Photographing Baby: A Quick Primer

A guest post by Susan Black

Babies have the transformative power of kryptonite.  There is nothing funnier than watching a tough, leather-clad, motorcycle riding hulk, suddenly morph into a cooing, grinning, nonsense-spouting hulk, in the presence of a toddler.  Or how about the completely un-self conscious “face pulling” performed by strangers in line at the grocery store in an effort to entertain a child in a cart?  Seeing a baby smile makes everyone happy, and in everyday situations, as long as the little person is not too tired or uncomfortable in some other way, babies will smile repeatedly.  So why is it so difficult to get them to smile when you want to take their photograph?  Capturing that perfect still image with your offspring can be a truly frustrating experience, both for you and your baby.  Here are a few tips to help you and your child smile through the whole process.

1.  Natural Light is Your Friend

Bright lights, loud noise, and sudden movement, especially in the first few months of any child’s life, can be very disturbing.  The new world that they have emerged into is a lot to take.  Consequently, as a new parent photographing a baby, avoid using your flash bulb at all times.  Instead, find areas of natural light.  Areas where the light shifts over time are preferable.  That way, you can leave your little person in one place, while reaping the photographic rewards of an environment that is subtly shifting over time, as the sun changes position.

2.  Bigger is Better

Go in close with your photographs or try an entire session in macro mode.  Work with a long lens, so you do not have to impose the camera on your child’s space.  As the great architect Mies van der Rohe once said, “God is in the details”.  Whether you believe in God or not, there is no denying that the little parts that make up your little person are as wonderful as the whole.  While everyone wants that perfect smiling shot, remember to take photographs of other body parts as well.  They sometimes make for the most compositionally interesting shots, and they can also serve as a great chronicle of your child’s growth.  Shooting body parts close-up can also serve as practice for more portrait-style photographs.

3.  Naptime is the Right Time

Photographing a sleeping baby is a lot easier than photographing one that is awake, hungry, and/or trying to go back to sleep.  While photographing a sleeping baby does limit the ability to capture a smile on film, it does afford you the opportunity to put your baby in unexpected (albeit safe) places, and to capture more controlled photographs, since they are at their most relaxed and still.

4.  Color vs.

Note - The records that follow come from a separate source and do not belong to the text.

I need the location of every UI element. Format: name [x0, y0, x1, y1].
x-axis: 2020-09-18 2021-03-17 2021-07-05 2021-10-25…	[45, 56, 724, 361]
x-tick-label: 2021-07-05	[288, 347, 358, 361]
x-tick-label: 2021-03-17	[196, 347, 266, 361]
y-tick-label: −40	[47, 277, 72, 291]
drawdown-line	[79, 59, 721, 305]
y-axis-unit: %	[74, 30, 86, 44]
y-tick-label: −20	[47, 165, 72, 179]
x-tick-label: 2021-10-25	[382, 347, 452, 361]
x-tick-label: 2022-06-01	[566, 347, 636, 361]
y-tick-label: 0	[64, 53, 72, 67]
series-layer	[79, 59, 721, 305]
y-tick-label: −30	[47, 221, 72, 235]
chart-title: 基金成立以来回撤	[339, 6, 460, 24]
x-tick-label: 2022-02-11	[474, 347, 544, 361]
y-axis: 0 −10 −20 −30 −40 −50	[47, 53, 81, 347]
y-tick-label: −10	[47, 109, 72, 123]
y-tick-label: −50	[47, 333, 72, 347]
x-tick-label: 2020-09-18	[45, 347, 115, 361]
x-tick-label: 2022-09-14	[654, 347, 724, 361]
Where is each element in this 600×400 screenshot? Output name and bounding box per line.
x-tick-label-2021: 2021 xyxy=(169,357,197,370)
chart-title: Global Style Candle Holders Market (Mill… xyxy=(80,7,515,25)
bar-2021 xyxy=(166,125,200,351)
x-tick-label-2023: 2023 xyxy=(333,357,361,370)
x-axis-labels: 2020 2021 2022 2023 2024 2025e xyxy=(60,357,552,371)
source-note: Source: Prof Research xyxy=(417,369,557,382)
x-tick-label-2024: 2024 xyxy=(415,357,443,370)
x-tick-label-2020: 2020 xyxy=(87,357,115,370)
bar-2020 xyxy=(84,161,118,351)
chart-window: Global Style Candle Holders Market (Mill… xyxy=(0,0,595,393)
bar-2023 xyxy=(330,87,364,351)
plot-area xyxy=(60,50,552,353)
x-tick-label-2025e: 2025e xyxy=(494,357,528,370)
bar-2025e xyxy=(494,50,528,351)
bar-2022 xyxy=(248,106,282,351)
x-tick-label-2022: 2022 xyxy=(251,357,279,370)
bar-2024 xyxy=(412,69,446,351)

Black and White

Color photographs are beautiful.  Photographing your child in a purple jumper, sitting in a sea of yellow Gerber daisies, for example, always makes for a great shot.  However, black and white shots of your child benefit from highlighting one thing – your child.  With its inherent documentary feel, a black and white photo is a “must-include” for any collection of baby photos.  While you can digitally remove the color later, shooting in black and white makes for better photographs.  Make sure that you pay special attention to the shift of light while you are clicking away.

5.  Patience is Key

Take lots and lots and lots of photos.  Carry your camera around with you (within reason, of course) and take pictures of everything.  Don’t expect perfection.  While babies are beautiful, they are also human, so you may want to use a photo editing program to remove the milk drool running down their chin in that otherwise lovely photo of them on the porch swing.  Or you may not care.  Some photos will be stellar.  Some will leave a bit to be desired.  At the end of the day, they are all about the beauty of your little person, and truth be told, you don’t need a photograph to prove that.